Roomie B warned me that he may ask, "Well, if it's in such bad shape, why'd you move in?" I withheld my vitriolic commentary.

But yes, I feel a little duped. More than that, I feel like an idiot for not cataloguing these issues before, for not going back to see the place before I accepted, etc. As I looked at places I put them into two categories: Enh, and No Way In Hell. The one place I actually wanted was a "garden level" apartment with a kind of eccentric girl in it whom I might have gotten along with swimmingly. Garden level... do you hear me? JoBiv, who said she would never fall for living in a basement again? And that was my best option? (At $725/mo, I might add.) So now I'm living in one of the Enh apartments, and I HAVE TO QUIT WHINING ABOUT IT. It was my decision. If it's intolerable, I can always move, right? And it won't be hard to get out of my lease (if I ever sign one) because the place is a travesty.

My dad is coming into town tonight. He's working again - a very good thing - and starting out in Milton MA or something. It will be good to see him and hug him and have proof that he's alive and well, but I can tell you... I'm not looking forward to justifying my decisions to him. Nannying, moving, loan problems... It all makes me feel like a terrible coward.

Friday, August 05, 2005

Cotton, go back from whence you came!

I haven't figured out how to work the TV in the new place yet, and therefore the JoBiv-Weather Channel umbilical cord has been severed. At first I felt a sense of freedom. One can step out into the day with the most scant knowledge of the weather and still survive. It's true! Up until yesterday, I had four lovely, though hot and humid days, despite my ignorance of the exact movements of all cloud cover for the Boston metro area.

Perhaps I was getting a little cocky.

This morning, I heard on the radio that we could see highs of 100 degrees today! Consider yourself warned, JoBiv! Taking advantage of a few extra usable morning minutes, I carefully selected a white polo shirt over black shirts (turns out I have seven black shirts) and exhanged crops and sneakers for a skirt and flip-flops. Having even more free moments, I filled a pitcher with water and visited each of the houseplants, proud of my forethought, imagining how parched and withered they would be on this hottest of hot days without my tender loving care. I refilled to water the plants on the deck, the porch, and Maurice, who currently guards the front steps.
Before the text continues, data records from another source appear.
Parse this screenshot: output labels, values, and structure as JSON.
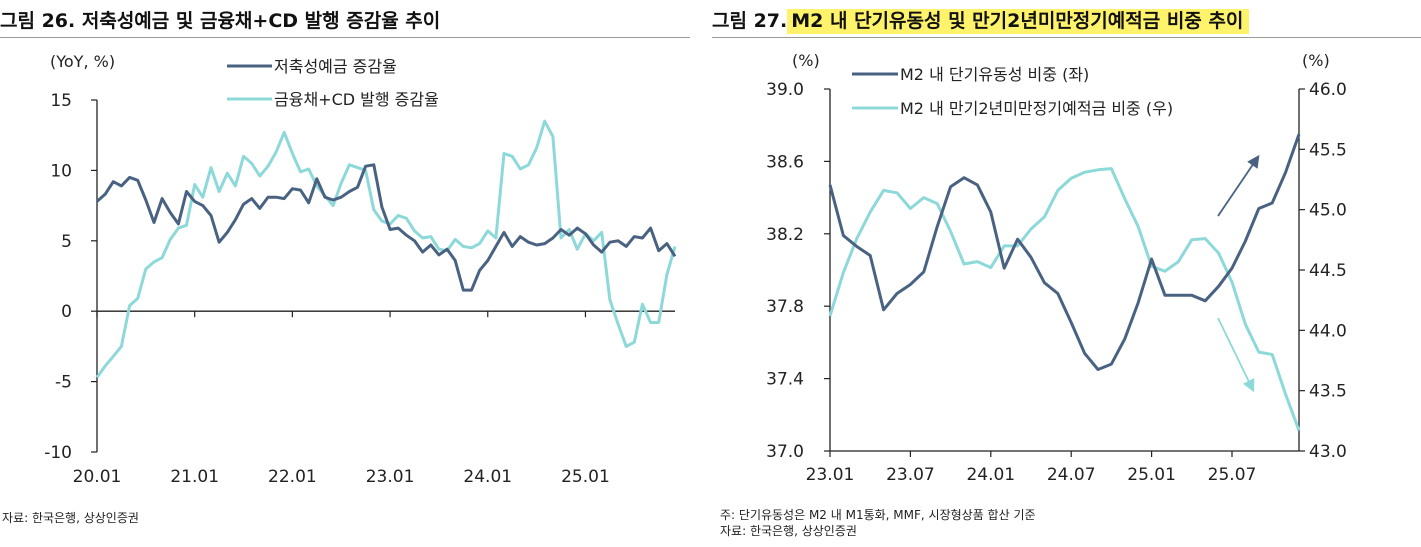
{
  "colors": {
    "dark": "#4a6282",
    "light": "#8dd9d9",
    "highlight": "#fff36b",
    "axis": "#222222"
  },
  "left": {
    "title_prefix": "그림 26.",
    "title_text": "저축성예금 및 금융채+CD 발행 증감율 추이",
    "source": "자료: 한국은행, 상상인증권"
  },
  "right": {
    "title_prefix": "그림 27.",
    "title_text": "M2 내 단기유동성 및 만기2년미만정기예적금 비중 추이",
    "note": "주: 단기유동성은 M2 내 M1통화, MMF, 시장형상품 합산 기준",
    "source": "자료: 한국은행, 상상인증권"
  },
  "chart_data": [
    {
      "type": "line",
      "unit_label": "(YoY, %)",
      "ylim": [
        -10,
        15
      ],
      "yticks": [
        -10,
        -5,
        0,
        5,
        10,
        15
      ],
      "ytick_labels": [
        "-10",
        "-5",
        "0",
        "5",
        "10",
        "15"
      ],
      "xlim": [
        0,
        71
      ],
      "xticks": [
        0,
        12,
        24,
        36,
        48,
        60
      ],
      "xtick_labels": [
        "20.01",
        "21.01",
        "22.01",
        "23.01",
        "24.01",
        "25.01"
      ],
      "legend_position": "top",
      "series": [
        {
          "name": "저축성예금 증감율",
          "color": "#4a6282",
          "values": [
            7.8,
            8.3,
            9.2,
            8.9,
            9.5,
            9.3,
            7.9,
            6.3,
            8.0,
            7.0,
            6.2,
            8.5,
            7.8,
            7.5,
            6.8,
            4.9,
            5.6,
            6.5,
            7.6,
            8.0,
            7.3,
            8.1,
            8.1,
            8.0,
            8.7,
            8.6,
            7.7,
            9.4,
            8.1,
            7.9,
            8.1,
            8.5,
            8.8,
            10.3,
            10.4,
            7.4,
            5.8,
            5.9,
            5.4,
            5.0,
            4.2,
            4.7,
            4.0,
            4.4,
            3.6,
            1.5,
            1.5,
            2.9,
            3.6,
            4.6,
            5.6,
            4.6,
            5.3,
            4.9,
            4.7,
            4.8,
            5.2,
            5.8,
            5.4,
            5.9,
            5.5,
            4.7,
            4.2,
            4.9,
            5.0,
            4.6,
            5.3,
            5.2,
            5.9,
            4.3,
            4.8,
            3.9
          ]
        },
        {
          "name": "금융채+CD 발행 증감율",
          "color": "#8dd9d9",
          "values": [
            -4.7,
            -3.9,
            -3.2,
            -2.5,
            0.4,
            0.9,
            3.0,
            3.5,
            3.8,
            5.1,
            5.9,
            6.1,
            9.0,
            8.1,
            10.2,
            8.5,
            9.8,
            8.9,
            11.0,
            10.5,
            9.6,
            10.3,
            11.3,
            12.7,
            11.2,
            9.9,
            10.1,
            8.9,
            8.2,
            7.5,
            9.1,
            10.4,
            10.2,
            10.0,
            7.2,
            6.4,
            6.2,
            6.8,
            6.6,
            5.7,
            5.2,
            5.3,
            4.4,
            4.3,
            5.1,
            4.6,
            4.5,
            4.8,
            5.7,
            5.2,
            11.2,
            11.0,
            10.1,
            10.4,
            11.6,
            13.5,
            12.4,
            5.2,
            5.8,
            4.4,
            5.5,
            5.0,
            5.6,
            0.8,
            -0.9,
            -2.5,
            -2.2,
            0.5,
            -0.8,
            -0.8,
            2.6,
            4.6
          ]
        }
      ]
    },
    {
      "type": "line",
      "unit_label_left": "(%)",
      "unit_label_right": "(%)",
      "ylim_left": [
        37.0,
        39.0
      ],
      "yticks_left": [
        37.0,
        37.4,
        37.8,
        38.2,
        38.6,
        39.0
      ],
      "ytick_labels_left": [
        "37.0",
        "37.4",
        "37.8",
        "38.2",
        "38.6",
        "39.0"
      ],
      "ylim_right": [
        43.0,
        46.0
      ],
      "yticks_right": [
        43.0,
        43.5,
        44.0,
        44.5,
        45.0,
        45.5,
        46.0
      ],
      "ytick_labels_right": [
        "43.0",
        "43.5",
        "44.0",
        "44.5",
        "45.0",
        "45.5",
        "46.0"
      ],
      "xlim": [
        0,
        32
      ],
      "xticks": [
        0,
        6,
        12,
        18,
        24,
        30
      ],
      "xtick_labels": [
        "23.01",
        "23.07",
        "24.01",
        "24.07",
        "25.01",
        "25.07"
      ],
      "legend_position": "top-left",
      "series": [
        {
          "name": "M2 내 단기유동성 비중 (좌)",
          "axis": "left",
          "color": "#4a6282",
          "values": [
            38.47,
            38.19,
            38.13,
            38.08,
            37.78,
            37.87,
            37.92,
            37.99,
            38.24,
            38.46,
            38.51,
            38.47,
            38.32,
            38.01,
            38.17,
            38.07,
            37.93,
            37.87,
            37.71,
            37.54,
            37.45,
            37.48,
            37.62,
            37.82,
            38.06,
            37.86,
            37.86,
            37.86,
            37.83,
            37.91,
            38.01,
            38.16,
            38.34,
            38.37,
            38.54,
            38.75
          ]
        },
        {
          "name": "M2 내 만기2년미만정기예적금  비중 (우)",
          "axis": "right",
          "color": "#8dd9d9",
          "values": [
            44.12,
            44.48,
            44.76,
            44.98,
            45.16,
            45.14,
            45.01,
            45.1,
            45.05,
            44.82,
            44.55,
            44.57,
            44.52,
            44.7,
            44.7,
            44.84,
            44.94,
            45.16,
            45.26,
            45.31,
            45.33,
            45.34,
            45.09,
            44.86,
            44.53,
            44.49,
            44.57,
            44.75,
            44.76,
            44.64,
            44.4,
            44.05,
            43.82,
            43.8,
            43.47,
            43.17
          ]
        }
      ],
      "annotations": [
        {
          "type": "arrow",
          "direction": "up",
          "color": "#4a6282"
        },
        {
          "type": "arrow",
          "direction": "down",
          "color": "#8dd9d9"
        }
      ]
    }
  ]
}
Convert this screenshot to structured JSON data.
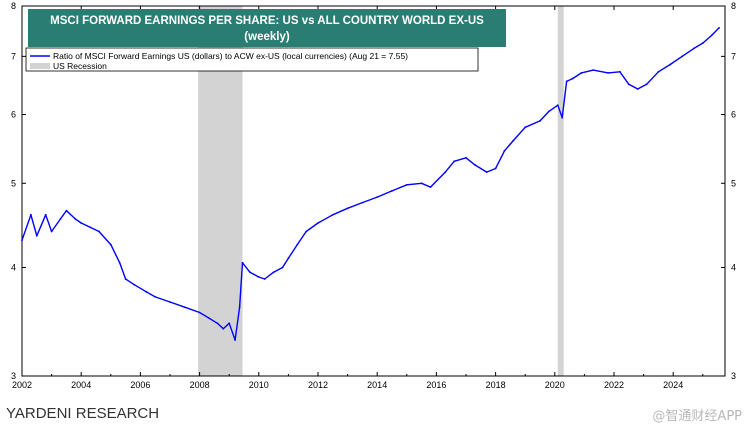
{
  "chart_data": {
    "type": "line",
    "title": "MSCI FORWARD EARNINGS PER SHARE: US vs ALL COUNTRY WORLD EX-US",
    "subtitle": "(weekly)",
    "xlabel": "",
    "ylabel": "",
    "yscale": "log",
    "xlim": [
      2002,
      2025.75
    ],
    "ylim": [
      3,
      8
    ],
    "x_ticks": [
      "2002",
      "2004",
      "2006",
      "2008",
      "2010",
      "2012",
      "2014",
      "2016",
      "2018",
      "2020",
      "2022",
      "2024"
    ],
    "y_ticks": [
      "3",
      "4",
      "5",
      "6",
      "7",
      "8"
    ],
    "legend": [
      {
        "label": "Ratio of MSCI Forward Earnings US (dollars) to ACW ex-US (local currencies) (Aug 21 = 7.55)",
        "color": "#0000ff",
        "kind": "line"
      },
      {
        "label": "US Recession",
        "color": "#d3d3d3",
        "kind": "band"
      }
    ],
    "recessions": [
      [
        2007.95,
        2009.45
      ],
      [
        2020.1,
        2020.3
      ]
    ],
    "series": [
      {
        "name": "Ratio of MSCI Forward Earnings US (dollars) to ACW ex-US (local currencies)",
        "color": "#0000ff",
        "x": [
          2002.0,
          2002.3,
          2002.5,
          2002.8,
          2003.0,
          2003.3,
          2003.5,
          2003.8,
          2004.0,
          2004.3,
          2004.6,
          2005.0,
          2005.3,
          2005.5,
          2005.8,
          2006.2,
          2006.5,
          2007.0,
          2007.5,
          2008.0,
          2008.3,
          2008.6,
          2008.8,
          2009.0,
          2009.2,
          2009.35,
          2009.45,
          2009.7,
          2010.0,
          2010.2,
          2010.5,
          2010.8,
          2011.0,
          2011.3,
          2011.6,
          2012.0,
          2012.5,
          2013.0,
          2013.5,
          2014.0,
          2014.5,
          2015.0,
          2015.5,
          2015.8,
          2016.3,
          2016.6,
          2017.0,
          2017.3,
          2017.7,
          2018.0,
          2018.3,
          2018.6,
          2019.0,
          2019.5,
          2019.8,
          2020.1,
          2020.25,
          2020.4,
          2020.6,
          2020.9,
          2021.3,
          2021.8,
          2022.2,
          2022.5,
          2022.8,
          2023.1,
          2023.5,
          2023.9,
          2024.3,
          2024.7,
          2025.0,
          2025.3,
          2025.55
        ],
        "values": [
          4.3,
          4.6,
          4.35,
          4.6,
          4.4,
          4.55,
          4.65,
          4.55,
          4.5,
          4.45,
          4.4,
          4.25,
          4.05,
          3.88,
          3.82,
          3.75,
          3.7,
          3.65,
          3.6,
          3.55,
          3.5,
          3.45,
          3.4,
          3.45,
          3.3,
          3.6,
          4.05,
          3.95,
          3.9,
          3.88,
          3.95,
          4.0,
          4.1,
          4.25,
          4.4,
          4.5,
          4.6,
          4.68,
          4.75,
          4.82,
          4.9,
          4.98,
          5.0,
          4.95,
          5.15,
          5.3,
          5.35,
          5.25,
          5.15,
          5.2,
          5.45,
          5.6,
          5.8,
          5.9,
          6.05,
          6.15,
          5.95,
          6.55,
          6.6,
          6.7,
          6.75,
          6.7,
          6.72,
          6.5,
          6.42,
          6.5,
          6.72,
          6.85,
          7.0,
          7.15,
          7.25,
          7.4,
          7.55
        ]
      }
    ]
  },
  "footer": {
    "source": "YARDENI RESEARCH",
    "watermark": "@智通财经APP"
  }
}
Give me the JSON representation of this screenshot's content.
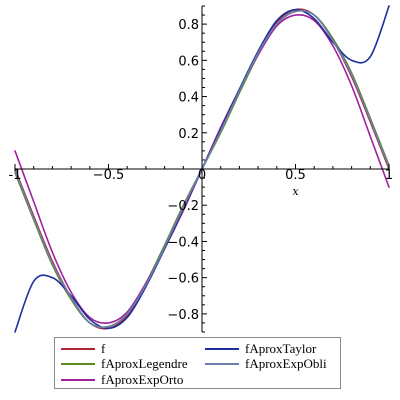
{
  "chart_data": {
    "type": "line",
    "title": "",
    "xlabel": "x",
    "ylabel": "",
    "xlim": [
      -1,
      1
    ],
    "ylim": [
      -0.9,
      0.9
    ],
    "x_ticks": [
      {
        "value": -1,
        "label": "-1"
      },
      {
        "value": -0.5,
        "label": "−0.5"
      },
      {
        "value": 0,
        "label": "0"
      },
      {
        "value": 0.5,
        "label": "0.5"
      },
      {
        "value": 1,
        "label": "1"
      }
    ],
    "y_ticks": [
      {
        "value": 0.8,
        "label": "0.8"
      },
      {
        "value": 0.6,
        "label": "0.6"
      },
      {
        "value": 0.4,
        "label": "0.4"
      },
      {
        "value": 0.2,
        "label": "0.2"
      },
      {
        "value": -0.2,
        "label": "−0.2"
      },
      {
        "value": -0.4,
        "label": "−0.4"
      },
      {
        "value": -0.6,
        "label": "−0.6"
      },
      {
        "value": -0.8,
        "label": "−0.8"
      }
    ],
    "legend_position": "bottom",
    "series": [
      {
        "name": "f",
        "color": "#b0243a",
        "x": [
          -1,
          -0.9,
          -0.8,
          -0.7,
          -0.6,
          -0.5,
          -0.4,
          -0.3,
          -0.2,
          -0.1,
          0,
          0.1,
          0.2,
          0.3,
          0.4,
          0.5,
          0.6,
          0.7,
          0.8,
          0.9,
          1
        ],
        "y": [
          0.0,
          -0.26,
          -0.51,
          -0.71,
          -0.85,
          -0.88,
          -0.81,
          -0.64,
          -0.43,
          -0.21,
          0.0,
          0.21,
          0.43,
          0.64,
          0.81,
          0.88,
          0.85,
          0.71,
          0.51,
          0.26,
          0.0
        ]
      },
      {
        "name": "fAproxLegendre",
        "color": "#5c8a1e",
        "x": [
          -1,
          -0.9,
          -0.8,
          -0.7,
          -0.6,
          -0.5,
          -0.4,
          -0.3,
          -0.2,
          -0.1,
          0,
          0.1,
          0.2,
          0.3,
          0.4,
          0.5,
          0.6,
          0.7,
          0.8,
          0.9,
          1
        ],
        "y": [
          -0.02,
          -0.28,
          -0.53,
          -0.72,
          -0.85,
          -0.87,
          -0.8,
          -0.63,
          -0.42,
          -0.2,
          0.0,
          0.2,
          0.42,
          0.63,
          0.8,
          0.87,
          0.85,
          0.72,
          0.53,
          0.28,
          0.02
        ]
      },
      {
        "name": "fAproxExpOrto",
        "color": "#a020a0",
        "x": [
          -1,
          -0.9,
          -0.8,
          -0.7,
          -0.6,
          -0.5,
          -0.4,
          -0.3,
          -0.2,
          -0.1,
          0,
          0.1,
          0.2,
          0.3,
          0.4,
          0.5,
          0.6,
          0.7,
          0.8,
          0.9,
          1
        ],
        "y": [
          0.1,
          -0.18,
          -0.46,
          -0.68,
          -0.82,
          -0.85,
          -0.79,
          -0.63,
          -0.44,
          -0.23,
          0.0,
          0.23,
          0.44,
          0.63,
          0.79,
          0.85,
          0.82,
          0.68,
          0.46,
          0.18,
          -0.1
        ]
      },
      {
        "name": "fAproxTaylor",
        "color": "#1c2f9c",
        "x": [
          -1,
          -0.9,
          -0.8,
          -0.7,
          -0.6,
          -0.5,
          -0.4,
          -0.3,
          -0.2,
          -0.1,
          0,
          0.1,
          0.2,
          0.3,
          0.4,
          0.5,
          0.6,
          0.7,
          0.8,
          0.9,
          1
        ],
        "y": [
          -0.9,
          -0.62,
          -0.6,
          -0.7,
          -0.83,
          -0.88,
          -0.82,
          -0.65,
          -0.44,
          -0.22,
          0.0,
          0.22,
          0.44,
          0.65,
          0.82,
          0.88,
          0.83,
          0.7,
          0.6,
          0.62,
          0.9
        ]
      },
      {
        "name": "fAproxExpObli",
        "color": "#6b7fa8",
        "x": [
          -1,
          -0.9,
          -0.8,
          -0.7,
          -0.6,
          -0.5,
          -0.4,
          -0.3,
          -0.2,
          -0.1,
          0,
          0.1,
          0.2,
          0.3,
          0.4,
          0.5,
          0.6,
          0.7,
          0.8,
          0.9,
          1
        ],
        "y": [
          -0.01,
          -0.27,
          -0.52,
          -0.71,
          -0.85,
          -0.87,
          -0.8,
          -0.64,
          -0.43,
          -0.21,
          0.0,
          0.21,
          0.43,
          0.64,
          0.8,
          0.87,
          0.85,
          0.71,
          0.52,
          0.27,
          0.01
        ]
      }
    ]
  }
}
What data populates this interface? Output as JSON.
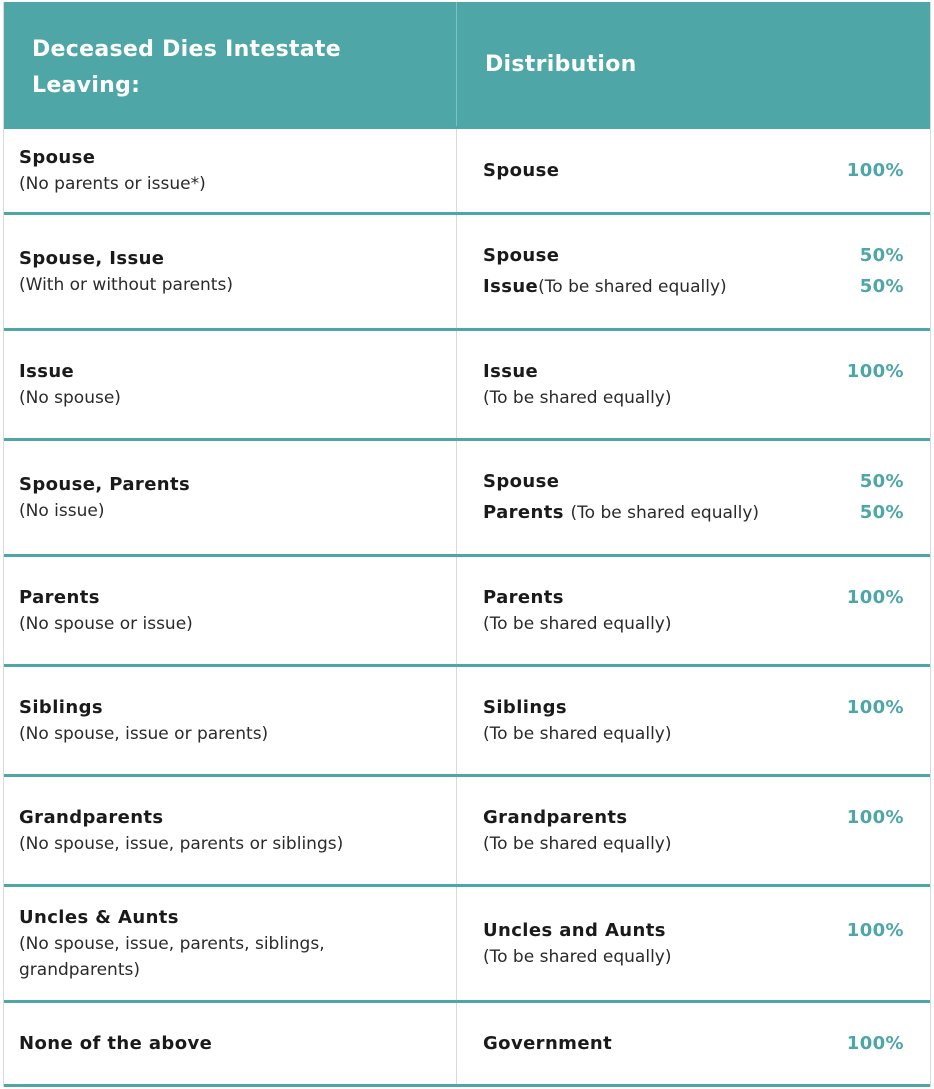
{
  "header": {
    "left_line1": "Deceased Dies Intestate",
    "left_line2": "Leaving:",
    "right": "Distribution"
  },
  "rows": [
    {
      "left_title": "Spouse",
      "left_sub": "(No parents or issue*)",
      "right_title": "Spouse",
      "right_pct": "100%"
    },
    {
      "left_title": "Spouse, Issue",
      "left_sub": "(With or without parents)",
      "right_line1_title": "Spouse",
      "right_line1_pct": "50%",
      "right_line2_title": "Issue",
      "right_line2_note": "(To be shared equally)",
      "right_line2_pct": "50%"
    },
    {
      "left_title": "Issue",
      "left_sub": "(No spouse)",
      "right_title": "Issue",
      "right_sub": "(To be shared equally)",
      "right_pct": "100%"
    },
    {
      "left_title": "Spouse, Parents",
      "left_sub": "(No issue)",
      "right_line1_title": "Spouse",
      "right_line1_pct": "50%",
      "right_line2_title": "Parents",
      "right_line2_note": "(To be shared equally)",
      "right_line2_pct": "50%"
    },
    {
      "left_title": "Parents",
      "left_sub": "(No spouse or issue)",
      "right_title": "Parents",
      "right_sub": "(To be shared equally)",
      "right_pct": "100%"
    },
    {
      "left_title": "Siblings",
      "left_sub": "(No spouse, issue or parents)",
      "right_title": "Siblings",
      "right_sub": "(To be shared equally)",
      "right_pct": "100%"
    },
    {
      "left_title": "Grandparents",
      "left_sub": "(No spouse, issue, parents or siblings)",
      "right_title": "Grandparents",
      "right_sub": "(To be shared equally)",
      "right_pct": "100%"
    },
    {
      "left_title": "Uncles & Aunts",
      "left_sub_line1": "(No spouse, issue, parents, siblings,",
      "left_sub_line2": "grandparents)",
      "right_title": "Uncles and Aunts",
      "right_sub": "(To be shared equally)",
      "right_pct": "100%"
    },
    {
      "left_title": "None of the above",
      "right_title": "Government",
      "right_pct": "100%"
    }
  ],
  "colors": {
    "accent": "#4ea6a6",
    "text": "#1a1a1a"
  }
}
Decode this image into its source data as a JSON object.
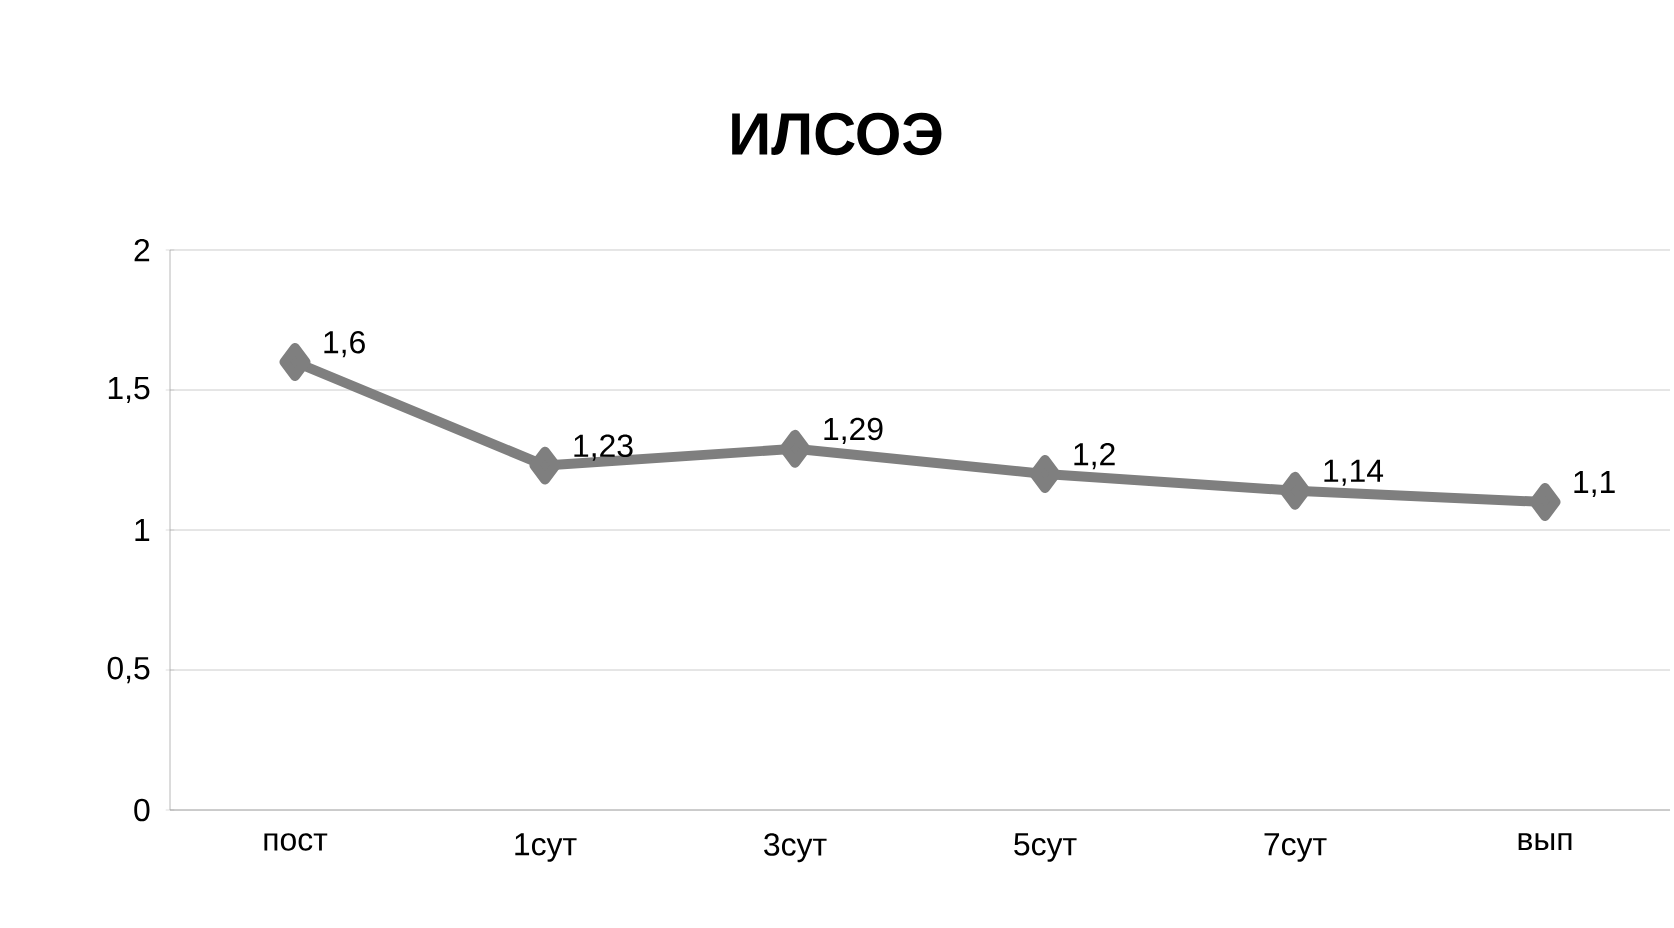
{
  "chart_data": {
    "type": "line",
    "title": "ИЛСОЭ",
    "categories": [
      "пост",
      "1сут",
      "3сут",
      "5сут",
      "7сут",
      "вып"
    ],
    "series": [
      {
        "color": "#7f7f7f",
        "values": [
          1.6,
          1.23,
          1.29,
          1.2,
          1.14,
          1.1
        ],
        "value_labels": [
          "1,6",
          "1,23",
          "1,29",
          "1,2",
          "1,14",
          "1,1"
        ]
      }
    ],
    "ylim": [
      0,
      2
    ],
    "yticks": [
      0,
      {
        "value": 0.5,
        "label": "0,5"
      },
      1,
      {
        "value": 1.5,
        "label": "1,5"
      },
      2
    ],
    "grid": "y",
    "marker": "diamond",
    "line_style": "solid"
  }
}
"Here you go, Maury," I said aloud, for I am not shy around my plants, "Drink up! You'll need it."

Silly Jo. I should have looked at my white shirt and thought, "Hmm. What happened the last time I wore you? Ah, yes! A deluge! And the time before that? Hurricane. Perhaps I will wear a black shirt after all."

I did not think that. I wore the white shirt.

The heavens opened over me.

JOHANNA, YOU THINK YOU ARE SO SMART, LIVING WITHOUT THE WEATHER CHANNEL, GOING HITHER AND THITHER IN WHITE SHIRTS AND PREMEDITATIVELY WATERING PLANTS! ::SPLOOSH::

If any one of you, my few and dear readers, live in a particularly arid region, happen to be caught in a prolonged drought, or would like to experience a spontaneous wet t-shirt contest, send me your address. In return, I will send you this magic shirt, free of charge! I'll even pay shipping! GOOD GOD SOMEONE TAKE IT!

And poor Maurice without his swimmies.